Portugal Telecom warns of need to amortise 4G assets, Telefonica addresses density of IoT devices, and Tele2 predicts 5G will bring further consolidation in European telecoms industry
European telecoms operators are pushing ahead with preparations for fifth-generation mobile services, with some even claiming ot be ready to go, but there are some thorny issues regarding the monetisation of 5G, and the generatons that went before it, to be tackled first.
"We are ready for 5G," Alexandre Fonseca, chief technology officer at Portugal Telecom, declared at the opening session of Total Telecom’s Connected Europe event in Lisbon on Wednesday.
Fonseca was referring in no small part to the telco’s extensive fibre rollout, which began in earnest two years ago. "Over 95% of our mobile base stations are fibre-connected," he said.
However, there is more to rolling out 5G than building infrastructure and as businesses, telecoms operators have a number of non-technical issues to overcome before the move to 5G will be possible.
"We have some doubts," when it comes to the European Commission’s targets on 5G, Fonseca admitted.

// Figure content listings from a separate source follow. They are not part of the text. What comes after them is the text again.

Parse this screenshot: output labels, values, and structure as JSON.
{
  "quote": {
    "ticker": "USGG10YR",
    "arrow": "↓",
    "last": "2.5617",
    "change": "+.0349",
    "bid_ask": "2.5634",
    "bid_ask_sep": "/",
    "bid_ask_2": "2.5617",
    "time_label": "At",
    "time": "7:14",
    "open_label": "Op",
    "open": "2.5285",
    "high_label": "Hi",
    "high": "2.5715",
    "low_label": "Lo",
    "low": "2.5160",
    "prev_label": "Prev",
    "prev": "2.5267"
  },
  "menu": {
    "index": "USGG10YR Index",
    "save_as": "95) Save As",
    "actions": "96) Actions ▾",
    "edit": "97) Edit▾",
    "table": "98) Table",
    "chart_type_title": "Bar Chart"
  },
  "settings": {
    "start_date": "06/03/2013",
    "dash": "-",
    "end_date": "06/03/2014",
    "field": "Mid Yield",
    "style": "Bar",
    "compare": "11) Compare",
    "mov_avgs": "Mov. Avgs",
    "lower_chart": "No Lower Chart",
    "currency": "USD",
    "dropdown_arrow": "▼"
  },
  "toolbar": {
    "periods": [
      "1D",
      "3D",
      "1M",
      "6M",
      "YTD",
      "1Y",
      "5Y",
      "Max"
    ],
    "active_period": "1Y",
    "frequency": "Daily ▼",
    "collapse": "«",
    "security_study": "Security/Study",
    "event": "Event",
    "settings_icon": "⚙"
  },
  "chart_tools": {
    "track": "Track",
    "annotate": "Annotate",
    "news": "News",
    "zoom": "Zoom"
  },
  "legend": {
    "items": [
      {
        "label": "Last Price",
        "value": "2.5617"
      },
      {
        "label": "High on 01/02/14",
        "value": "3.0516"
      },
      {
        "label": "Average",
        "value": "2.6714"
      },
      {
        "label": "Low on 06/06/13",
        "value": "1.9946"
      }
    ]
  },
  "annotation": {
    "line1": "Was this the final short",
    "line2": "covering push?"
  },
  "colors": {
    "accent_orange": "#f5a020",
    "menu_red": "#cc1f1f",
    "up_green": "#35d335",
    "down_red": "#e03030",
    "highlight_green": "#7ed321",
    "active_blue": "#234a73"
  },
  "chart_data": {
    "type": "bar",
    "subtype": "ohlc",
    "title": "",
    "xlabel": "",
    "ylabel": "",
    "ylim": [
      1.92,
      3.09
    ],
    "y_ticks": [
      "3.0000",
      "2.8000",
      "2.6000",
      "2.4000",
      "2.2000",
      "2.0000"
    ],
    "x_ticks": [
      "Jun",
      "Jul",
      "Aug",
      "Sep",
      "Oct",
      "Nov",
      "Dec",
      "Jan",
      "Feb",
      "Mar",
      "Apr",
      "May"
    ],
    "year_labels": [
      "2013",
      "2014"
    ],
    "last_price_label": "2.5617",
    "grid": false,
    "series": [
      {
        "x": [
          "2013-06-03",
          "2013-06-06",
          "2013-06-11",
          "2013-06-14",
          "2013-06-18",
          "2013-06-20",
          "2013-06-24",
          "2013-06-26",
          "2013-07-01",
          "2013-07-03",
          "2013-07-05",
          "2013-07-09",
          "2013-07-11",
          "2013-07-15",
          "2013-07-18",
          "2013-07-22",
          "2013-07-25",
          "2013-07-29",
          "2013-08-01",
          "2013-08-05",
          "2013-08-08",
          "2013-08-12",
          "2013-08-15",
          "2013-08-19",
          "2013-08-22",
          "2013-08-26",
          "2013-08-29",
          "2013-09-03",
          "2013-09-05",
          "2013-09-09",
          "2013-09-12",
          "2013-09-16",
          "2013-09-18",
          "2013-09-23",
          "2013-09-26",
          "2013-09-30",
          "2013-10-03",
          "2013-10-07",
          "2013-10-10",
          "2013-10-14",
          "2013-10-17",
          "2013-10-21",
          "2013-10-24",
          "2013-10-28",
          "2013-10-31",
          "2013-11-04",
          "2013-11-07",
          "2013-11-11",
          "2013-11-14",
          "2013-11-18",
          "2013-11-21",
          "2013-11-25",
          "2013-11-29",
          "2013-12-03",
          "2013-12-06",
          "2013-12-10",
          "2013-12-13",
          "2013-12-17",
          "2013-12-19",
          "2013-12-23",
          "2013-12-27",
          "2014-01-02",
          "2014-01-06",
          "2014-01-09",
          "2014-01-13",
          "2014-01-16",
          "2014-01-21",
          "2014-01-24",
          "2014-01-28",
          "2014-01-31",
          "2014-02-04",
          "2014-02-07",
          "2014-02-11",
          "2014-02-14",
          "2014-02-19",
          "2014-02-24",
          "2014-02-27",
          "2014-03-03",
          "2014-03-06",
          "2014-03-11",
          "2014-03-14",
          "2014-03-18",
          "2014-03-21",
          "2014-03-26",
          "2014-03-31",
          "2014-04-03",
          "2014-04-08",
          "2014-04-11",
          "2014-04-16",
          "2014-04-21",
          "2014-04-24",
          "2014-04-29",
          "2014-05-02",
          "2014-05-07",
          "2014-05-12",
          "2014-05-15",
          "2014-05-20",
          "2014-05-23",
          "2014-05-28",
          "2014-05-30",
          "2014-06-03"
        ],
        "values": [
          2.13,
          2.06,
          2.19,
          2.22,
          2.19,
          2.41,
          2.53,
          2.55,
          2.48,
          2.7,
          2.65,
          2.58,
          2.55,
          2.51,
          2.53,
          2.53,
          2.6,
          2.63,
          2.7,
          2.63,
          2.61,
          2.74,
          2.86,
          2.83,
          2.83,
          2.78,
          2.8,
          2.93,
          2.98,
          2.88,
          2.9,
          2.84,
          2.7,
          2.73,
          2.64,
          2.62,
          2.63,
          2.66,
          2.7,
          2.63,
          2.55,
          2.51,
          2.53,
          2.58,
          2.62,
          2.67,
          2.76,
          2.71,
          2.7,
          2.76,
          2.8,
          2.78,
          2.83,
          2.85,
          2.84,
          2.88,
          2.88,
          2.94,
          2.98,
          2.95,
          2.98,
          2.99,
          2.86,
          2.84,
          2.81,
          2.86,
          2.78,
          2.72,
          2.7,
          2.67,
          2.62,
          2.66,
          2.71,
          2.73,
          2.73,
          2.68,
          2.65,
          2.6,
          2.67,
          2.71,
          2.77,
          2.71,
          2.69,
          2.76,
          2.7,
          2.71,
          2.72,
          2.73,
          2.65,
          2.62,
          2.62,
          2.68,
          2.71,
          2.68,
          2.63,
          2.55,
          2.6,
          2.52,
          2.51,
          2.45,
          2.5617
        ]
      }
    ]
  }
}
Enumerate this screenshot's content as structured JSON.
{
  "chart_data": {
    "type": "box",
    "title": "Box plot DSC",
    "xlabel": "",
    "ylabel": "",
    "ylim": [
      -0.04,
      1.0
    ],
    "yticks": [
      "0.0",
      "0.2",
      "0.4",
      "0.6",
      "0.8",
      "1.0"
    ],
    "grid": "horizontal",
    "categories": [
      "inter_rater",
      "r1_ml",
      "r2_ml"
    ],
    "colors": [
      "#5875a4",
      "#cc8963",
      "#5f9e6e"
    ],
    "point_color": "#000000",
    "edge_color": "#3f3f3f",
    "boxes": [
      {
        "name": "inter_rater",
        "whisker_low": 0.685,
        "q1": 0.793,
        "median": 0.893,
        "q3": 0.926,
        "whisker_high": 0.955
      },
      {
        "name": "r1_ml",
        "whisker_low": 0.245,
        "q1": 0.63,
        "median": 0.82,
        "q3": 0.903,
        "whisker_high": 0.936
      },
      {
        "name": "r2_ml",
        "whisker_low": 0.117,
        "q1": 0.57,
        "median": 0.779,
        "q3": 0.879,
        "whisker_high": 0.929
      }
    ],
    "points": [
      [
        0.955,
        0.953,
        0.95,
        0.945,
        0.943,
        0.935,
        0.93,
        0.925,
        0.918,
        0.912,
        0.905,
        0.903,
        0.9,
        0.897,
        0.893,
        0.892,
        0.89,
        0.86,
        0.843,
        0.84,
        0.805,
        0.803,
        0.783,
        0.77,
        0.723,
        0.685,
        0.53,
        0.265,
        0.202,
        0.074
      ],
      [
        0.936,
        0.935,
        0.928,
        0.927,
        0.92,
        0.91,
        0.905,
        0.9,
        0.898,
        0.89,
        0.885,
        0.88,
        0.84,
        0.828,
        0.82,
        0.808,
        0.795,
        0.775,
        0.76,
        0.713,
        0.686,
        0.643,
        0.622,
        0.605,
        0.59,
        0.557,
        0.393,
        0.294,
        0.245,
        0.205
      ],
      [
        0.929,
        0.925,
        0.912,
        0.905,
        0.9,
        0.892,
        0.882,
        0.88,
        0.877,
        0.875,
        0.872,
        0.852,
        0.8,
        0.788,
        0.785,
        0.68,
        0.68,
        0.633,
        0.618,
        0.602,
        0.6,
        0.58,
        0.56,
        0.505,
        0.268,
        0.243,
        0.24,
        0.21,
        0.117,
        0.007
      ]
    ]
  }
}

Amongst other things, the Commission has decreed that each member state should have 5G commercially available in at least one major city by 2020, with a view to reaching uninterrupted 5G coverage in urban areas and on major roads and railways.
"We still need to amortise 4G investments," Fonseca said. "And we have some doubts regarding what the monetisation of the spectrum will be, and how the spectrum will be allocated, distributed, and eventually commercialised, between states and operators," he said. "It’s not a technology issue."
Fonseca’s peers in the industry for the most part agreed with him.
"The targets are ambitious, [but] they are possible,"said Alison Kirkby, CEO of Tele2.
However, Kirkby noted that she speaks from experience of markets like Sweden and the Baltics, where fibre penetration is high and Tele2, a mobile-only player, has access to fibre to connect base stations.
Markets like the U.K., France and Germany are "going to have a tougher time," she said.
"We’re preparing for 5G," Kirkby said. However, "the monetisation use cases that will justify these significant investments ahead are as yet unclear," she admitted.
Meanwhile, for Spain’s Telefonica, the important thing is for industry stakeholders to adjust their thinking when it comes to 5G.
"It is impossible to think in 4G parameters," said Enrique Blanco Nadales, global CTO at Telefonica.
"5G is not only antennas. It is not only massive MIMO and it is not only 256-QAM. It is not only 3.5 GHz TDD or FDD," he said. "We can reach this with the 4G capabilities," he said. "5G is much more than this."
Blanco talked up Telefonica’s moves towards the cloudification of the network, the deployment of massive edge computing capabilities, and hosting services close to the customers.
"The main problem we need to solve is about the density of the IoT devices," he said. In the 4G world it is possible to support 55,000 IoT sensors per square kilometre, but with 5G the market is looking at 1 million IoT devices in the same area.
As it stands, Telefonica has around 150,000 mobile base stations, but with 5G this could be multiplied by 10, to give 1.5 million active antennas, he said. "This is going to happen, but it’s not going to happen tomorrow."
This densification of the network will have a marked impact on the European telecoms landscape.
Having four independent mobile networks per market in Europe "won’t make sense," Tele2’s Kirkby said.
Cloud technologies, network-sharing, "and most probably further consolidation," will be prerequisites of 5G, she predicted.